Changes to Buy-to-Let Tax Relief: Mortgage Interest and Wear and Tear Allowance
In his Summer Budget last July, George Osborne announced new restrictions on tax relief for buy-to-let investors that will make it much harder for those in low-rental yield areas to turn a profit.
What are the changes?
- Wear and Tear Allowance – The first change to come into affect is the abolition of the Wear and Tear Allowance from April 2016. Currently all landlords letting out furnished properties are able to deduct a flat 10% of their rental income whether they spent anything on upkeep of the property or not. However, now landlords will only be able to deduct expenses actually incurred.
- Mortgage Interest – Secondly, landlords can currently deduct all mortgage interest and other interest to do with the property from their taxable income. Instead, once the changes have been fully phased from April 2017 to April 2020, they will be only be able to claim tax relief on your interest at the basic rate of 20% regardless of whether you are a basic rate, higher rate or additional rate taxpayer. Here is how it is being phased in:
- Tax Year 2017/18 – 75% of mortgage interest will be deductible against rental income with the remaining 25% being available as a basic rate tax reduction.
- Tax Year 2018/19 – 50% deductible and 50% given as a basic rate tax reduction.
- Tax Year 2019/20 – 25% deductible and 75% given as a basic rate tax reduction.
- Tax Year 2020/21 – all mortgage interest will be given as a basic rate tax reduction.
Who will be affected?
- Higher and Additional Rate taxpayers – If you’re a higher rate taxpayer, you will see your tax relief halved by 2020, and additional rate taxpayers stand to lose even more.
- Anybody near a relevant tax threshold – As the base rate tax deduction on your interest payments will now be given to you after the calculation of your taxable income, your total taxable income will now be higher than in previous tax years even if your profit remains unchanged. It could result in a number of changes to those currently near a tax threshold:
- Basic rate taxpayers could be pushed into the higher rate tax band but will only receive tax relief at the basic rate. The same could be true of higher rate taxpayers being pushing into the additional rate band.
- If these changes push your taxable earnings above £50,000 you will no longer be able to claim Child Benefit.
- Finally, if your taxable earnings go above £100,000 you will start to lose your personal allowance.
A worked example
Taking a higher rate taxpayer with rental income of £25,000 and mortgage interest of £17,000 and no other costs associated with letting the property:
- Under the current rules:
- Taxable profits – £8,000 difference,
- Taxed at 40% – £3,200
- Profit after tax – £4,800
- Once the rules have been fully phased in:
- Taxable profits – £25,000
- Taxed at 40% – £10,000
- Basic Rate Tax Relief at 20% – £17,000 x 20% = £3,400
- Total tax charge – £6,600
- Profit after tax – £25,000 – £17,000 – £6,600 = £1,400
What can you do to prepare?
- Find efficiencies in your tax structure – If you’re a higher rate taxpayer and your spouse is currently not working, you could transfer the rental income to them. This would utilise their tax-free personal allowance and reduce your tax.
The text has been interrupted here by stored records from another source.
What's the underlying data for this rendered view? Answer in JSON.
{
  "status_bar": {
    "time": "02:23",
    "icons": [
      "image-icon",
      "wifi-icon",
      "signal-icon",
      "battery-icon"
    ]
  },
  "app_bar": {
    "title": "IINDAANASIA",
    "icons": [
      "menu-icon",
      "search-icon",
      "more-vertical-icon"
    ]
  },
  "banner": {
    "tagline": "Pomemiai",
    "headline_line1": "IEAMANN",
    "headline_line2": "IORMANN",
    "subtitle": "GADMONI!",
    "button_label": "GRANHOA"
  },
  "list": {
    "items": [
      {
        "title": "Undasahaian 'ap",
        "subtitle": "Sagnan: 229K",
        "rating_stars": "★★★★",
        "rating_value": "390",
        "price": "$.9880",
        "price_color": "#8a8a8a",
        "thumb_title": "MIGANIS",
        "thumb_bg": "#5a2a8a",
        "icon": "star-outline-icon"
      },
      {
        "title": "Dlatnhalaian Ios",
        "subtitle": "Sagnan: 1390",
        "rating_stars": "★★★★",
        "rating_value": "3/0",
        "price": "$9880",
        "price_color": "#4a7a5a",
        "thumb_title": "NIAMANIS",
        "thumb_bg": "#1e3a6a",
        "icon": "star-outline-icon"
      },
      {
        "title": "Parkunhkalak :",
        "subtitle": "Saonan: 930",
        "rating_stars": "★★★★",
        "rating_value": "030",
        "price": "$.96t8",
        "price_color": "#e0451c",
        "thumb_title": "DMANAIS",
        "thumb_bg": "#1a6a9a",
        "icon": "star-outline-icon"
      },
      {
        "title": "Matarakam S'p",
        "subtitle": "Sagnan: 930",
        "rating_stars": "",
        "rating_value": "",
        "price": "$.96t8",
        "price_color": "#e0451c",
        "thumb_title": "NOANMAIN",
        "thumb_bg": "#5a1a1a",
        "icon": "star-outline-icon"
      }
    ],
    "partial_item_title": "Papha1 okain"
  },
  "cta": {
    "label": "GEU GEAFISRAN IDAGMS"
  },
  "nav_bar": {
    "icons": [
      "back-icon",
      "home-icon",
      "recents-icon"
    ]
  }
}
- Consider deleveraging your portfolio – If you own more than one buy-to-let property, it could make financial sense to sell one in order to reduce your borrowing on the others.
- Incorporate – If you buy a buy-to-let property through a company, all of your interest costs will be deductible against your rental income for tax purposes. This would bring the situation in line with how it is now. George Osborne has indicated that Corporation Tax will begin falling from 2017 but this is yet to be finalised. Finally, if you are a higher rate taxpayer, buying the property through a company would also reduce the capital gains tax charge when you come to sell the property. However, tax (both stamp duty and capital gains tax) can be incurred when you transfer a property from your ownership into a company so this structure could be more beneficial for properties you buy in the future rather than ones you already own. Also, any profits from rental income or capital gain will also be taxed as dividends when you extract them from the company.